For Jenifer Agudelo ’19, civil engineering means “building a future where others may inhabit.” This summer, she is living out that philosophy through her work with Five Rivers MetroParks in downtown Dayton. With the park’s sustainability initiative team, Agudelo is evaluating water usage systems to devise a plan for better water conservation and usage practices.

Agudelo connected with her service site through the University’s Semester of Service program and their collaboration with Engineers in Technical Humanitarian Opportunities of Service Learning (ETHOS). While Agudelo feels grateful for the real world experiences she has gained through this opportunity, she appreciates helping communities outside of UD.

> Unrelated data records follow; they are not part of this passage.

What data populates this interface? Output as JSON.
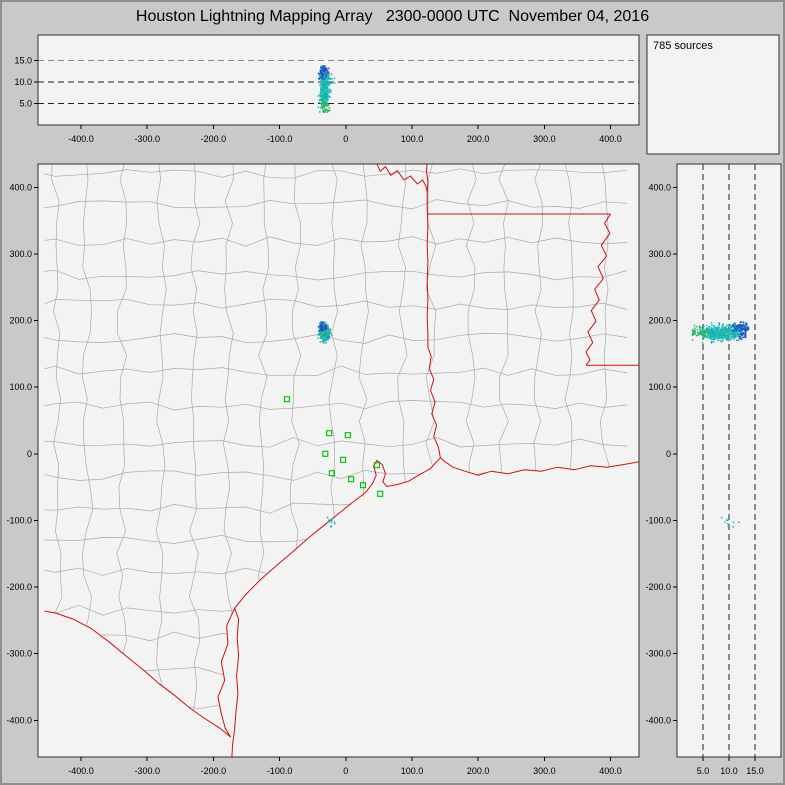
{
  "title": "Houston Lightning Mapping Array   2300-0000 UTC  November 04, 2016",
  "header": {
    "sources_label": "785 sources"
  },
  "colors": {
    "window_bg": "#c9c9c9",
    "panel_bg": "#f3f3f3",
    "panel_border": "#2f2f2f",
    "county_line": "#a9a9a9",
    "state_border": "#cc1111",
    "station": "#00bb00",
    "dashed_line": "#222222",
    "tick": "#000000"
  },
  "chart_data": [
    {
      "id": "ew-altitude-view",
      "type": "scatter",
      "projection": "east-west distance (km) vs altitude (km)",
      "xlim": [
        -465,
        443
      ],
      "ylim": [
        0,
        21
      ],
      "x_ticks": [
        -400,
        -300,
        -200,
        -100,
        0,
        100,
        200,
        300,
        400
      ],
      "x_tick_labels": [
        "-400.0",
        "-300.0",
        "-200.0",
        "-100.0",
        "0",
        "100.0",
        "200.0",
        "300.0",
        "400.0"
      ],
      "y_ticks": [
        15,
        10,
        5
      ],
      "y_tick_labels": [
        "15.0",
        "10.0",
        "5.0"
      ],
      "gridlines": "horizontal dashed at 5, 10, 15 km"
    },
    {
      "id": "plan-view-map",
      "type": "scatter",
      "projection": "plan view, km east-west vs km north-south",
      "xlim": [
        -465,
        443
      ],
      "ylim": [
        -455,
        435
      ],
      "x_ticks": [
        -400,
        -300,
        -200,
        -100,
        0,
        100,
        200,
        300,
        400
      ],
      "x_tick_labels": [
        "-400.0",
        "-300.0",
        "-200.0",
        "-100.0",
        "0",
        "100.0",
        "200.0",
        "300.0",
        "400.0"
      ],
      "y_ticks": [
        400,
        300,
        200,
        100,
        0,
        -100,
        -200,
        -300,
        -400
      ],
      "y_tick_labels": [
        "400.0",
        "300.0",
        "200.0",
        "100.0",
        "0",
        "-100.0",
        "-200.0",
        "-300.0",
        "-400.0"
      ],
      "map_features": "Texas county outlines in gray; state borders, rivers and Gulf coastline in red",
      "stations": [
        [
          -89,
          82
        ],
        [
          -25,
          31
        ],
        [
          3,
          28
        ],
        [
          -31,
          0
        ],
        [
          -4,
          -9
        ],
        [
          47,
          -17
        ],
        [
          -21,
          -29
        ],
        [
          8,
          -38
        ],
        [
          26,
          -47
        ],
        [
          52,
          -60
        ]
      ]
    },
    {
      "id": "ns-altitude-view",
      "type": "scatter",
      "projection": "altitude (km) vs north-south distance (km)",
      "xlim": [
        0,
        20
      ],
      "ylim": [
        -455,
        435
      ],
      "x_ticks": [
        5,
        10,
        15
      ],
      "x_tick_labels": [
        "5.0",
        "10.0",
        "15.0"
      ],
      "gridlines": "vertical dashed at 5, 10, 15 km"
    },
    {
      "id": "source-count-panel",
      "type": "text",
      "label": "785 sources",
      "count": 785
    }
  ],
  "sources": {
    "count": 785,
    "seed": 20161104,
    "clusters": [
      {
        "count": 690,
        "x_mean": -32,
        "x_sd": 3.0,
        "y_mean": 182,
        "y_sd": 5.0,
        "alt_mean": 8.4,
        "alt_sd": 2.4,
        "alt_min": 3.0,
        "alt_max": 13.2
      },
      {
        "count": 85,
        "x_mean": -35,
        "x_sd": 2.2,
        "y_mean": 190,
        "y_sd": 3.0,
        "alt_mean": 12.3,
        "alt_sd": 0.8,
        "alt_min": 10.8,
        "alt_max": 13.7,
        "color": "#2451c9"
      },
      {
        "count": 10,
        "x_mean": -24,
        "x_sd": 6.0,
        "y_mean": -102,
        "y_sd": 4.0,
        "alt_mean": 10.2,
        "alt_sd": 0.9,
        "alt_min": 8.5,
        "alt_max": 12.0
      }
    ],
    "palette": {
      "teal": "#15b2b2",
      "teal_light": "#3cc6c6",
      "green": "#3abb3a",
      "blue": "#2451c9"
    }
  },
  "map_geometry": {
    "county_grid": {
      "step_x": 52,
      "step_y": 50,
      "jitter": 8
    },
    "land_polygon": [
      [
        -455,
        442
      ],
      [
        443,
        442
      ],
      [
        443,
        -12
      ],
      [
        420,
        -16
      ],
      [
        395,
        -20
      ],
      [
        370,
        -18
      ],
      [
        345,
        -24
      ],
      [
        320,
        -20
      ],
      [
        295,
        -26
      ],
      [
        270,
        -24
      ],
      [
        245,
        -30
      ],
      [
        220,
        -26
      ],
      [
        200,
        -32
      ],
      [
        180,
        -26
      ],
      [
        162,
        -20
      ],
      [
        150,
        -12
      ],
      [
        143,
        -6
      ],
      [
        128,
        -22
      ],
      [
        110,
        -32
      ],
      [
        95,
        -41
      ],
      [
        78,
        -46
      ],
      [
        62,
        -49
      ],
      [
        50,
        -56
      ],
      [
        30,
        -63
      ],
      [
        10,
        -75
      ],
      [
        -10,
        -90
      ],
      [
        -30,
        -105
      ],
      [
        -55,
        -125
      ],
      [
        -80,
        -147
      ],
      [
        -105,
        -168
      ],
      [
        -130,
        -190
      ],
      [
        -152,
        -212
      ],
      [
        -168,
        -232
      ],
      [
        -180,
        -258
      ],
      [
        -178,
        -285
      ],
      [
        -188,
        -312
      ],
      [
        -183,
        -340
      ],
      [
        -193,
        -365
      ],
      [
        -188,
        -390
      ],
      [
        -182,
        -412
      ],
      [
        -174,
        -425
      ],
      [
        -190,
        -412
      ],
      [
        -212,
        -398
      ],
      [
        -235,
        -382
      ],
      [
        -258,
        -363
      ],
      [
        -282,
        -345
      ],
      [
        -305,
        -325
      ],
      [
        -330,
        -305
      ],
      [
        -358,
        -282
      ],
      [
        -385,
        -262
      ],
      [
        -412,
        -248
      ],
      [
        -438,
        -239
      ],
      [
        -455,
        -236
      ]
    ],
    "state_borders": [
      {
        "name": "red-river-tx-ok",
        "points": [
          [
            45,
            440
          ],
          [
            52,
            424
          ],
          [
            60,
            431
          ],
          [
            68,
            418
          ],
          [
            78,
            425
          ],
          [
            88,
            411
          ],
          [
            98,
            417
          ],
          [
            108,
            405
          ],
          [
            116,
            411
          ],
          [
            121,
            402
          ],
          [
            123,
            393
          ]
        ]
      },
      {
        "name": "tx-ne-corner",
        "points": [
          [
            123,
            440
          ],
          [
            122,
            424
          ],
          [
            124,
            408
          ],
          [
            123,
            393
          ]
        ]
      },
      {
        "name": "tx-la-eastern-border",
        "points": [
          [
            123,
            393
          ],
          [
            123,
            368
          ],
          [
            124,
            342
          ],
          [
            123,
            315
          ],
          [
            124,
            288
          ],
          [
            123,
            260
          ],
          [
            124,
            232
          ],
          [
            123,
            205
          ],
          [
            124,
            180
          ],
          [
            124,
            160
          ],
          [
            129,
            146
          ],
          [
            126,
            128
          ],
          [
            133,
            112
          ],
          [
            128,
            95
          ],
          [
            135,
            78
          ],
          [
            130,
            60
          ],
          [
            137,
            43
          ],
          [
            133,
            26
          ],
          [
            140,
            10
          ],
          [
            143,
            -6
          ]
        ]
      },
      {
        "name": "ar-la-33n-line",
        "points": [
          [
            123,
            360
          ],
          [
            400,
            360
          ]
        ]
      },
      {
        "name": "mississippi-river",
        "points": [
          [
            400,
            360
          ],
          [
            391,
            346
          ],
          [
            399,
            331
          ],
          [
            386,
            313
          ],
          [
            394,
            297
          ],
          [
            381,
            281
          ],
          [
            389,
            263
          ],
          [
            376,
            247
          ],
          [
            383,
            231
          ],
          [
            371,
            215
          ],
          [
            378,
            199
          ],
          [
            366,
            183
          ],
          [
            373,
            167
          ],
          [
            363,
            153
          ],
          [
            369,
            141
          ],
          [
            363,
            133
          ]
        ]
      },
      {
        "name": "la-ms-31n-line",
        "points": [
          [
            363,
            133
          ],
          [
            443,
            133
          ]
        ]
      },
      {
        "name": "gulf-coastline",
        "points": [
          [
            443,
            -12
          ],
          [
            420,
            -16
          ],
          [
            395,
            -20
          ],
          [
            370,
            -18
          ],
          [
            345,
            -24
          ],
          [
            320,
            -20
          ],
          [
            295,
            -26
          ],
          [
            270,
            -24
          ],
          [
            245,
            -30
          ],
          [
            220,
            -26
          ],
          [
            200,
            -32
          ],
          [
            180,
            -26
          ],
          [
            162,
            -20
          ],
          [
            150,
            -12
          ],
          [
            143,
            -6
          ],
          [
            128,
            -22
          ],
          [
            110,
            -32
          ],
          [
            95,
            -41
          ],
          [
            78,
            -46
          ],
          [
            62,
            -49
          ],
          [
            56,
            -42
          ],
          [
            60,
            -30
          ],
          [
            55,
            -16
          ],
          [
            47,
            -10
          ],
          [
            42,
            -18
          ],
          [
            46,
            -32
          ],
          [
            40,
            -45
          ],
          [
            30,
            -58
          ],
          [
            10,
            -73
          ],
          [
            -10,
            -89
          ],
          [
            -30,
            -105
          ],
          [
            -55,
            -125
          ],
          [
            -80,
            -147
          ],
          [
            -105,
            -168
          ],
          [
            -130,
            -190
          ],
          [
            -152,
            -212
          ],
          [
            -168,
            -232
          ],
          [
            -162,
            -248
          ],
          [
            -164,
            -276
          ],
          [
            -162,
            -304
          ],
          [
            -165,
            -332
          ],
          [
            -163,
            -360
          ],
          [
            -166,
            -388
          ],
          [
            -168,
            -414
          ],
          [
            -171,
            -436
          ],
          [
            -172,
            -455
          ]
        ]
      },
      {
        "name": "laguna-madre-shore",
        "points": [
          [
            -168,
            -232
          ],
          [
            -180,
            -258
          ],
          [
            -178,
            -285
          ],
          [
            -188,
            -312
          ],
          [
            -183,
            -340
          ],
          [
            -193,
            -365
          ],
          [
            -188,
            -390
          ],
          [
            -182,
            -412
          ],
          [
            -174,
            -425
          ]
        ]
      },
      {
        "name": "rio-grande",
        "points": [
          [
            -174,
            -425
          ],
          [
            -190,
            -412
          ],
          [
            -212,
            -398
          ],
          [
            -235,
            -382
          ],
          [
            -258,
            -363
          ],
          [
            -282,
            -345
          ],
          [
            -305,
            -325
          ],
          [
            -330,
            -305
          ],
          [
            -358,
            -282
          ],
          [
            -385,
            -262
          ],
          [
            -412,
            -248
          ],
          [
            -438,
            -239
          ],
          [
            -455,
            -236
          ]
        ]
      }
    ]
  }
}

“Not only are engineers needed in these technical immersion projects internationally, but locally as well here in the Dayton community,” Agudelo says.

Agudelo has been able to use the skills she has gained as a civil engineering major to conduct water audits in order to support the Five Rivers MetroParks in their mission of protecting open space and natural areas. The team has no prior information on water usage in the parks, so Agudelo is working to build that database.

At the parks, Agudelo does building checks, where she makes note of existing water appliances and water pressure levels before conducting an hour-long water shut off to locate any leaks. She also makes note of any recreational water features, such as the fountains at RiverScape MetroPark, and recommends methods for water usage reduction. Another part of her job requires her to work with a horticulturalist to determine if the landscape is drought resistant, the plants are sufficient for water conservation, and if there is enough mulch to act as a chemical barrier.

Agudelo hopes to attend the Society of Hispanic Professional Engineers conference in the fall where she plans to look for career opportunities in sustainability and engineering.

“Semester of Service has opened my eyes to the issues facing Dayton communities and what it means to be a part of the change we want to see,” Agudelo said.